ウィン:《ウィングド・ライノ:攻撃力1800・Lv4》が攻撃表示。《虚空の騎士:守備力1200・Lv4》が守備表示。フィールド魔法《霞の谷の神風》が発動中。魔法・罠カードゾーンにカード1枚をセットしている。


「ウィンは虐めたくなるほど素敵だね。たっぷり、傷つけてあげるよ! ワタシのターン、ドロー!」

「罠カード《砂塵の大竜巻》を発動! 《戯曲-黄衣の王》を破壊します」

「トラップが発動されたので、《ウィングド・ライノ》を手札へ戻します。フィールド効果により、《デルタフライ:守備力900・Lv3・チューナー》をデッキから特殊召喚しますね」

「バウンスにより、《虚空の騎士》の効果も発動しますよ。

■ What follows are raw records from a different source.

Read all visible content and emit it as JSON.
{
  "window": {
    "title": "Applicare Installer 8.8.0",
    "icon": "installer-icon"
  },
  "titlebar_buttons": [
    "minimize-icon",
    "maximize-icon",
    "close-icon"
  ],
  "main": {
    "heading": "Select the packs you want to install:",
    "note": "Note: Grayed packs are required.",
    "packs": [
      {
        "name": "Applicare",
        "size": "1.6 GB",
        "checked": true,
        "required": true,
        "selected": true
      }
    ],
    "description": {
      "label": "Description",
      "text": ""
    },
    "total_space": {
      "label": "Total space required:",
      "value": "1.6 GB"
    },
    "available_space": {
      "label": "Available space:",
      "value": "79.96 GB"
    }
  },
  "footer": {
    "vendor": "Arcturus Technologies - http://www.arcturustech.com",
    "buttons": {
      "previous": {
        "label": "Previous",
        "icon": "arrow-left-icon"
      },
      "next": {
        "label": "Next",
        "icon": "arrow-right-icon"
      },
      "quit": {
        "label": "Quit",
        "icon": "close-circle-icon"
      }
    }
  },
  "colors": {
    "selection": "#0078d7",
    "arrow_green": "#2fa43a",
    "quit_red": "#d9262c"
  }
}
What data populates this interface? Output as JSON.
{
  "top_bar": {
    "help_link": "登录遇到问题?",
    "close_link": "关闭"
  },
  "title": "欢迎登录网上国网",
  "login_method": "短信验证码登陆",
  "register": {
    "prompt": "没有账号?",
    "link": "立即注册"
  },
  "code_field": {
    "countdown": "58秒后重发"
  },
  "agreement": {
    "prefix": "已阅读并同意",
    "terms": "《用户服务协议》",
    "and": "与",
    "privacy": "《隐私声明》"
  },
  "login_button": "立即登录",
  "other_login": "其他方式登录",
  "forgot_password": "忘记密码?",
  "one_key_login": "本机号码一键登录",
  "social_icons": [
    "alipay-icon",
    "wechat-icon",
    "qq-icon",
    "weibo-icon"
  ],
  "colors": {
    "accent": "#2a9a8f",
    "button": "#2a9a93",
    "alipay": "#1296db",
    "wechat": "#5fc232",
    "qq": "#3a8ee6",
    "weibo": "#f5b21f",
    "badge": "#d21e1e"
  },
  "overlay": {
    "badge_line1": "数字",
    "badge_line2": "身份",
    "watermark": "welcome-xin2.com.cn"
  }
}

デッキから風属性モンスター《ドラグニティーアルテマ・ウェポン》を墓地へ送ります」

 竜巻が蛇行していき、《戯曲-黄衣の王》を夕空の彼方へと消しさった。《ウィングド・ライノ》が飛びあがり、ドラゴンが虹風に運ばれてくる。《虚空の騎士》が口笛を鳴らすと、風竜が墓地へと待機してくれた。《戯曲-黄衣の王》が消えれば、ハスターの戦術は機能不全となるはず。これぐらいで、安堵に浸ってはいけない。《戯曲-黄衣の王》の2枚目もありえるから。《ドラグニティーアルテマ・ウェポン》の装備効果を活かして、ライフレス・コンボを突破しよう。

「甘いわよ。《ハスターの羊飼い:攻撃力0・Lv1》を召喚。この召喚により、永続魔法《戯曲-黄衣の王》を回収して発動! 《虚空の騎士》に攻撃しなさい!」

 金髪幼女が可愛らしく駆けてきた。木杖を力一杯に振るうも、《虚空の騎士》に足払いをされる。1200ポイントものダメージにより、ハスターのライフが0にまで落ちていく。ハスターが戦闘衝撃を浴びて、その姿を不安定に明滅させる。一瞬だけど、三眼少女が映されたような……。

「《戯曲-黄衣の王》が発動された状態で、ワタシのライフが0ポイントになった。《黄衣の王:攻撃力1900・Lv10》を手札から特殊召喚して、黄衣カウンター3つを乗せるわ。このカードは攻撃表示であるかぎり、カード効果を受けつけず、自分フィールドから離れない」

 ハスターがフィールドに乗りだしてきた。ぬちゃりと、触手が屋上床を舐めている。十六夜アキさんを苦しめたというライフレス・コンボ。攻略するしかないですね。



 六車線道路では、ドン・サウザンドとゾーク・ネクロファデスが激闘を高めていた。